Secondly, maintaining good physical fitness and emotionally stable psychic conditions are the best aids in fighting and overcoming stress. To stay in satisfactory condition, people should pay particular attention to physical exercise, eating habits, sleeping patterns, relaxation techniques and leisure activities.

Relaxation techniques are becoming more and more popular among people who feel to be under stress. Massage, yoga, meditation and autogenous training are all useful exercises which help to control restlessness, anxiety, muscular tension, inability to concentrate, insomnia and other symptoms of stress.

6.7 Training

The aim of training is at teaching occupational and particular coping strategies in order to improve the capacity of event appraisal and problem solving, so that ATCs learn how to cope with emotional effects of stressful events and improve the capacity of control. Air traffic controllers should be trained to develop action-oriented and problem-focused coping abilities. Positive acceptance and reappraisal of stress situations, active coping, seeking to social support for instrumental and emotional reasons must be strengthened, while inclination towards restraint coping, behavioural and mental disengagement should be restricted.

6.8 Conclusion

Air traffic controllers are the working groups having to deal with very stressful and tough job and are widely recognized as an occupational group which has to cope with a highly demanding job that involves a complex series of tasks, requiring high levels of knowledge and expertise, combined with high levels of responsibility. According to this research, it can be seen that most of air traffic controllers rate the level of stress as extreme.

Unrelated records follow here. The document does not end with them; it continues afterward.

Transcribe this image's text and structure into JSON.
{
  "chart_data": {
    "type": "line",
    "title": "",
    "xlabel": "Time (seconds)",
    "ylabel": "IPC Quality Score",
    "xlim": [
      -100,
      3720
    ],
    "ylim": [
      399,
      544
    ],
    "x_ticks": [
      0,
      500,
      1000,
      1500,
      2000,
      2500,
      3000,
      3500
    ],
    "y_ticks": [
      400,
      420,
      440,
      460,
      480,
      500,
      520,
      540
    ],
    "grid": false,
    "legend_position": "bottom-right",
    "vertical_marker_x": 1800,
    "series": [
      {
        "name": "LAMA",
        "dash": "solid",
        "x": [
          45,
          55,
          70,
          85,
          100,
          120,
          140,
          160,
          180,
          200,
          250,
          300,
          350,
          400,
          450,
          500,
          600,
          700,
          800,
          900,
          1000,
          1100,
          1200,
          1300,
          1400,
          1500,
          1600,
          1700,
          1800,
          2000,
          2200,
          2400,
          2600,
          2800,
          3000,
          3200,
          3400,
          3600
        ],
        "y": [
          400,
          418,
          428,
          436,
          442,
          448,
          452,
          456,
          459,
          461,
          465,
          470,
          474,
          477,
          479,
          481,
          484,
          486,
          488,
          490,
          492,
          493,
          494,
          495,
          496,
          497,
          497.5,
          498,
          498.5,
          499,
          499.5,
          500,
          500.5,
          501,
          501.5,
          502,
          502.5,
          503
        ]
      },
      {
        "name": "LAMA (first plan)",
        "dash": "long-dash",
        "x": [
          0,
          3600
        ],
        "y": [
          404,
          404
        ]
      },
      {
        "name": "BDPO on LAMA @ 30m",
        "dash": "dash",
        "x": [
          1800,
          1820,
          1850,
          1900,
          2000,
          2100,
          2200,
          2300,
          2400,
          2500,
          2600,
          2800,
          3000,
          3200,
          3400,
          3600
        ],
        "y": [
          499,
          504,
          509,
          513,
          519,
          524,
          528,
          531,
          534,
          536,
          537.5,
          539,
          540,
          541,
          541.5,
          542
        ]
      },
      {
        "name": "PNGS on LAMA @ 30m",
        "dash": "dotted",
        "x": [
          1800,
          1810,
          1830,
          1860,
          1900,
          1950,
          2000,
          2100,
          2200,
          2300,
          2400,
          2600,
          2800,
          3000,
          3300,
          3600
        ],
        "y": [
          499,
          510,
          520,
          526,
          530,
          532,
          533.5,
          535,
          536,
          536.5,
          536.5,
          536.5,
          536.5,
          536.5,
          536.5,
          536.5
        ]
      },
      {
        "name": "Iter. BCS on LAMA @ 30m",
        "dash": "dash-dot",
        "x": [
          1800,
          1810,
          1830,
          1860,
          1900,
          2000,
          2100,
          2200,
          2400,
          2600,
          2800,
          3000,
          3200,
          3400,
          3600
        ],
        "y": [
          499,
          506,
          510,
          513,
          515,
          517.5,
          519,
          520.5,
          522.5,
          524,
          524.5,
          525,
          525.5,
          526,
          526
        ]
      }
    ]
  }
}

Moreover, this level of stress is caused due to several factors such as duration of break that the controllers have, the shift hours they usually worked and the workload. Stress can be due to conflict arising from workplace and private life also. According to survey, 63% of air traffic controllers have conflict arising from workplace and private life. 50% of controllers agreed that stress is caused due to their nature of the job and responsibilities.

Air traffic controllers must be trained to have high stress resistance and must be able to take best decision in difficult condition and on behalf of the pilot. Training should be given in order to improve the capacity of event appraisal and problem solving, so that ATCs learn how to cope with emotional effects of stressful events and improve the capacity of control. Moreover, it is important to have a stress management system in place in the work place to help controllers deal with suffering a loss of separation incident or accident.

Reference:

Professor Glovanni Coasta (1995). Occupational stress and prevention in air traffic control. Institute of Occupational Medicine: University of Verona.